Alejandro rompe a reír. Echa atrás la cabeza y ríe a carcajadas. Incluso Oxatres empieza a reírse, aunque sin terminar de entender su propia broma. Ahora los tenientes a caballo ríen también. Hasta uno de los caballos parece burlarse disimuladamente. Entonces Alejandro echa hacia atrás la bota y vuelve a darle una patada a Oxatres en las costillas. Es un espectáculo escalofriante porque Alejandro sigue riendo mientras lo hace.
—¿Quién te nombró capitán de estas bestias?
Patada.
—¿Fui yo?
Patada.
—Tendré que arrestarme a mí mismo por incompetente. ¿En qué estaba pensando? ¡Debía de estar borracho!
Patada, patada, patada.
El capitán de los elefantes se echa a llorar. Él no tiene la culpa, gruñe mientras le acarician las costillas. Aquella bestia no es normal. No quiere someterse al mando. Perdonadme. Soy el más leal soldado de Alejandro. Os seguiría hasta el fin del mundo.
—¿Sólo hasta el fin del mundo? —responde Alejandro—. Pero si ya he estado allí. ¡Necesito marchar hacia un sitio que suponga un desafío mayor!
De pronto pierde interés por su capitán de los elefantes. Por lo visto se distrae tan fácilmente como un niño.
—Vaya, mira esto —dice, y se acerca a Coloso y se queda delante de él con las manos en jarras.
Gajendra mira a Coloso atentamente. La imperceptible sacudida de la rosada punta de su trompa, el lento parpadeo de su ojo. Nada de movimientos bruscos por favor, señor, piensa, o iréis tras la lanza del capitán hasta el otro lado de ese muro.
—¿Cómo se llama?
—Fateh Gaj… significa Elefante Victorioso. Pero vuestros soldados le han dado un nombre distinto.
—¿Y cuál es?
—Coloso, señor.
Alejandro se ríe.
—Sí. Coloso. Le va bien.
Gajendra se acerca para poder interponerse en caso de que Coloso se ofenda por la conducta de su general. Coloso alarga la trompa y roza la cabeza y la cara de Gajendra. Mientras lo hace, deja oír un grave ronroneo en el vientre.

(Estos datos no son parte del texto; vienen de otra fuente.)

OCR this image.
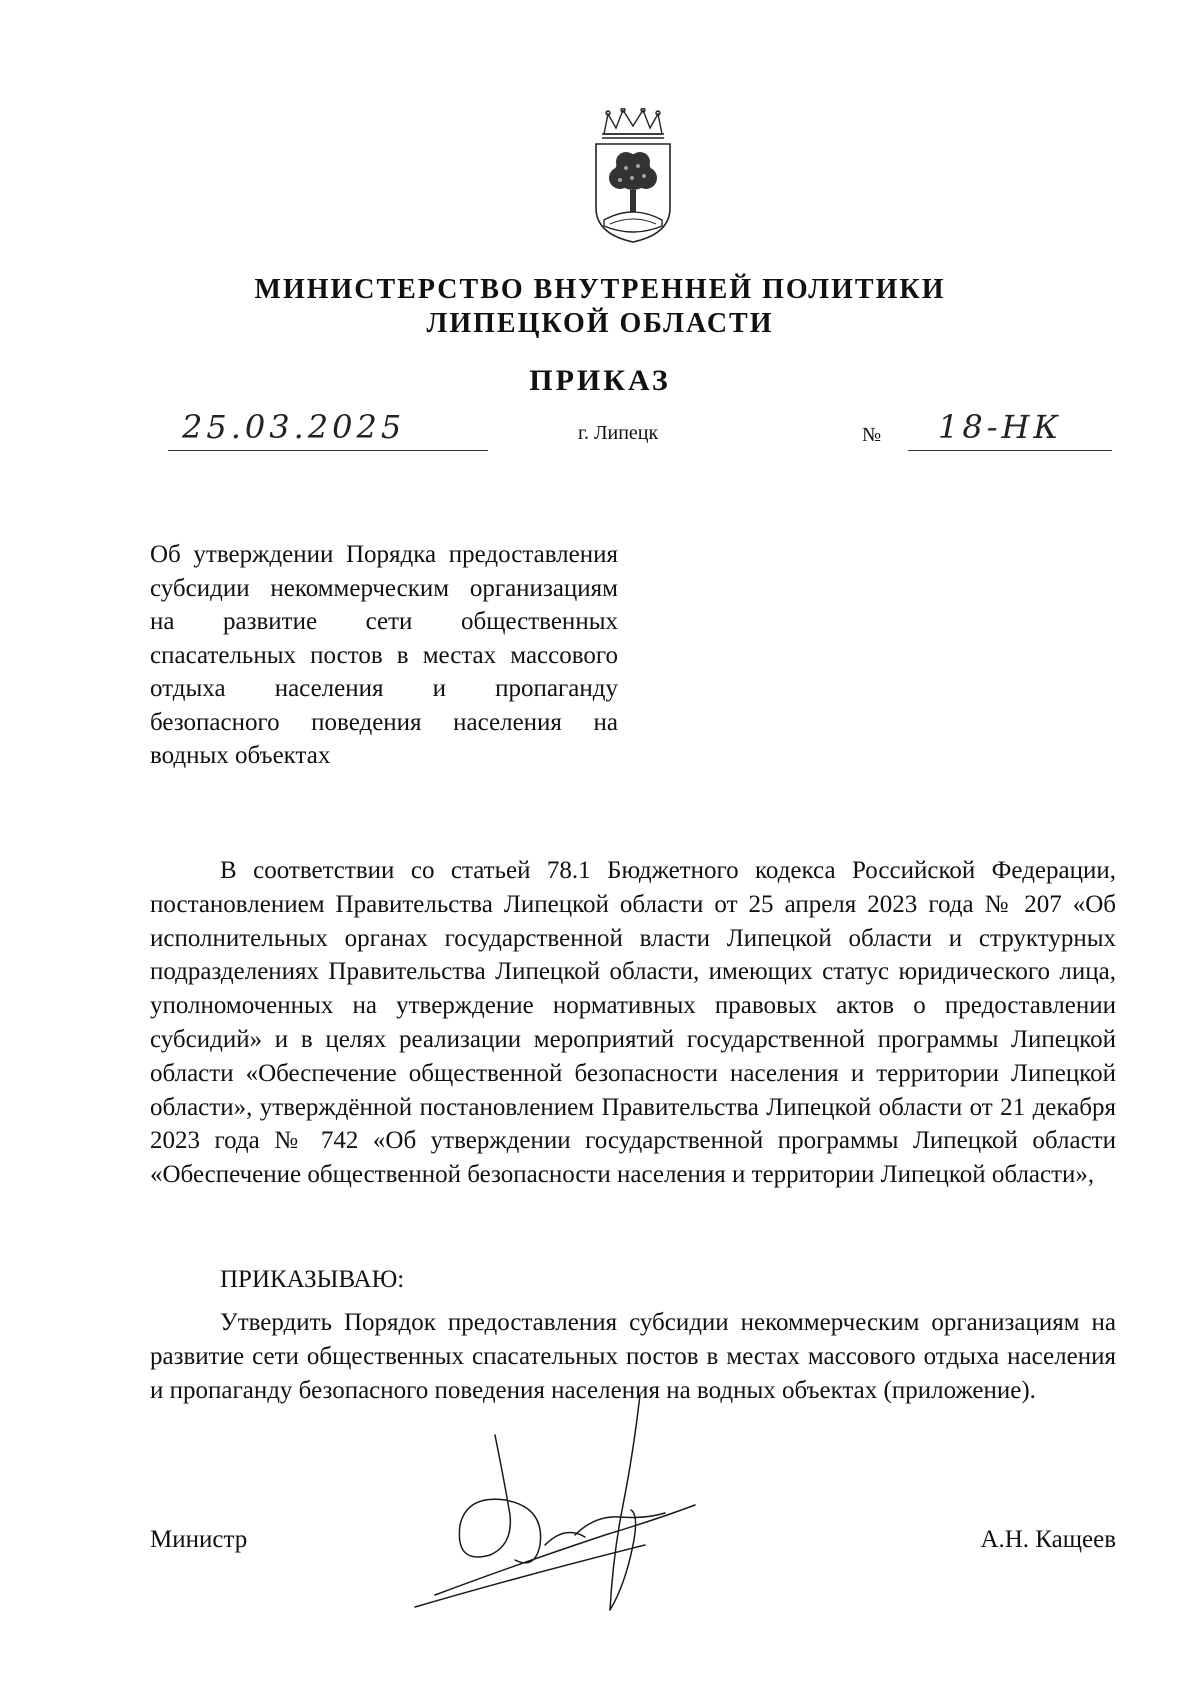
МИНИСТЕРСТВО ВНУТРЕННЕЙ ПОЛИТИКИ
ЛИПЕЦКОЙ ОБЛАСТИ
ПРИКАЗ
25.03.2025	г. Липецк	№ 18-НК
Об утверждении Порядка предоставления субсидии некоммерческим организациям на развитие сети общественных спасательных постов в местах массового отдыха населения и пропаганду безопасного поведения населения на водных объектах
В соответствии со статьей 78.1 Бюджетного кодекса Российской Федерации, постановлением Правительства Липецкой области от 25 апреля 2023 года № 207 «Об исполнительных органах государственной власти Липецкой области и структурных подразделениях Правительства Липецкой области, имеющих статус юридического лица, уполномоченных на утверждение нормативных правовых актов о предоставлении субсидий» и в целях реализации мероприятий государственной программы Липецкой области «Обеспечение общественной безопасности населения и территории Липецкой области», утверждённой постановлением Правительства Липецкой области от 21 декабря 2023 года № 742 «Об утверждении государственной программы Липецкой области «Обеспечение общественной безопасности населения и территории Липецкой области»,
ПРИКАЗЫВАЮ:
Утвердить Порядок предоставления субсидии некоммерческим организациям на развитие сети общественных спасательных постов в местах массового отдыха населения и пропаганду безопасного поведения населения на водных объектах (приложение).
Министр	А.Н. Кащеев
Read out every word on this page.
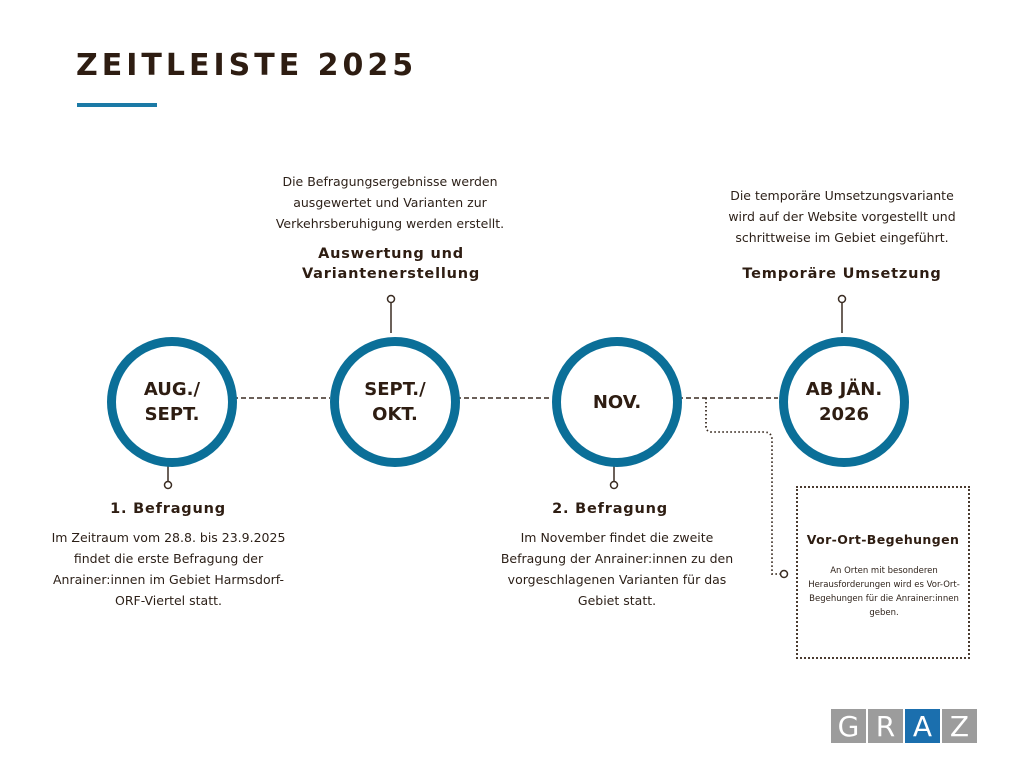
ZEITLEISTE 2025
AUG./
SEPT.
SEPT./
OKT.
NOV.
AB JÄN.
2026
1. Befragung
Im Zeitraum vom 28.8. bis 23.9.2025 findet die erste Befragung der Anrainer:innen im Gebiet Harmsdorf-ORF-Viertel statt.
Die Befragungsergebnisse werden ausgewertet und Varianten zur Verkehrsberuhigung werden erstellt.
Auswertung und
Variantenerstellung
2. Befragung
Im November findet die zweite Befragung der Anrainer:innen zu den vorgeschlagenen Varianten für das Gebiet statt.
Die temporäre Umsetzungsvariante wird auf der Website vorgestellt und schrittweise im Gebiet eingeführt.
Temporäre Umsetzung
Vor-Ort-Begehungen
An Orten mit besonderen Herausforderungen wird es Vor-Ort-Begehungen für die Anrainer:innen geben.
G R A Z
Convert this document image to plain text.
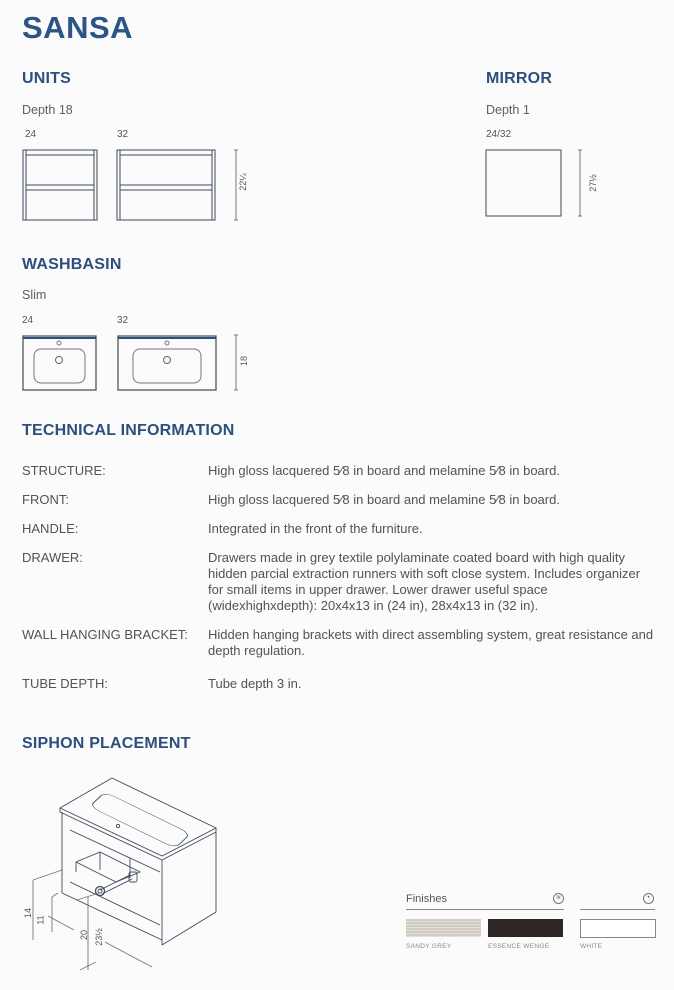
SANSA
UNITS
Depth 18
24	32
22¼
MIRROR
Depth 1
24/32
27½
WASHBASIN
Slim
24	32
18
TECHNICAL INFORMATION
STRUCTURE:	High gloss lacquered 5⁄8 in board and melamine 5⁄8 in board.
FRONT:	High gloss lacquered 5⁄8 in board and melamine 5⁄8 in board.
HANDLE:	Integrated in the front of the furniture.
DRAWER:	Drawers made in grey textile polylaminate coated board with high quality hidden parcial extraction runners with soft close system. Includes organizer for small items in upper drawer. Lower drawer useful space (widexhighxdepth): 20x4x13 in (24 in), 28x4x13 in (32 in).
WALL HANGING BRACKET: Hidden hanging brackets with direct assembling system, great resistance and depth regulation.
TUBE DEPTH:	Tube depth 3 in.
SIPHON PLACEMENT
14
11
20 23½
Finishes	≋	•
SANDY GREY	ESSENCE WENGE	WHITE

—Es la bestia más grande que he visto nunca. Ni siquiera en Gaugamela los vi así —dice Alejandro—. ¿Cómo lo has domesticado?
—Le hablaba.
Alejandro camina en torno a la gris montaña de curtida carne. Coloso tiene mechones de pelo grisáceo por todo el cuerpo y las orejas grandes como un hombre. Alejandro se cruza de brazos y frunce el ceño.
—No me digas que esta bestia sabe hablar.
—No, pero entiende.
—¿Y qué lengua usas?
—Es la lengua de los elefantes, señor.
No puede explicarle que es la lengua que el tío Ravi hablaba de niño.
Alejandro le dirige una mirada de pena.
—¿Y por qué esa lengua especial es tan importante?
—Está adiestrado para obedecer ciertas órdenes, y ésa es la única lengua que comprende.
—¿Ese imbécil… —el general señala a Oxatres con una desdeñosa inclinación de cabeza—… lo sabe?
—He intentado decírselo, pero no me hace caso.
—¿Eres indio? No pareces indio. Pareces griego.
—Mi madre era persa.
—¿Qué hacía tu padre con una persa? ¿Aparte de hacerte a ti?
—El rajá se la dio. Como regalo, por sus hazañas en combate. Decía que era el mejor mahavat de todo el ejército. Pero lo hirieron y ya no pudo volver a ser soldado. Se dedicó a la agricultura.
—¡El hijo de un héroe!
—Eso creo.
—¿Así que estás diciéndome que eres el único que sabe cómo controlar a este animal?
—Eso parece.
—Pues si eres el único de aquí que sabe controlar a esa bestia, ¿por qué ha hecho todo esto?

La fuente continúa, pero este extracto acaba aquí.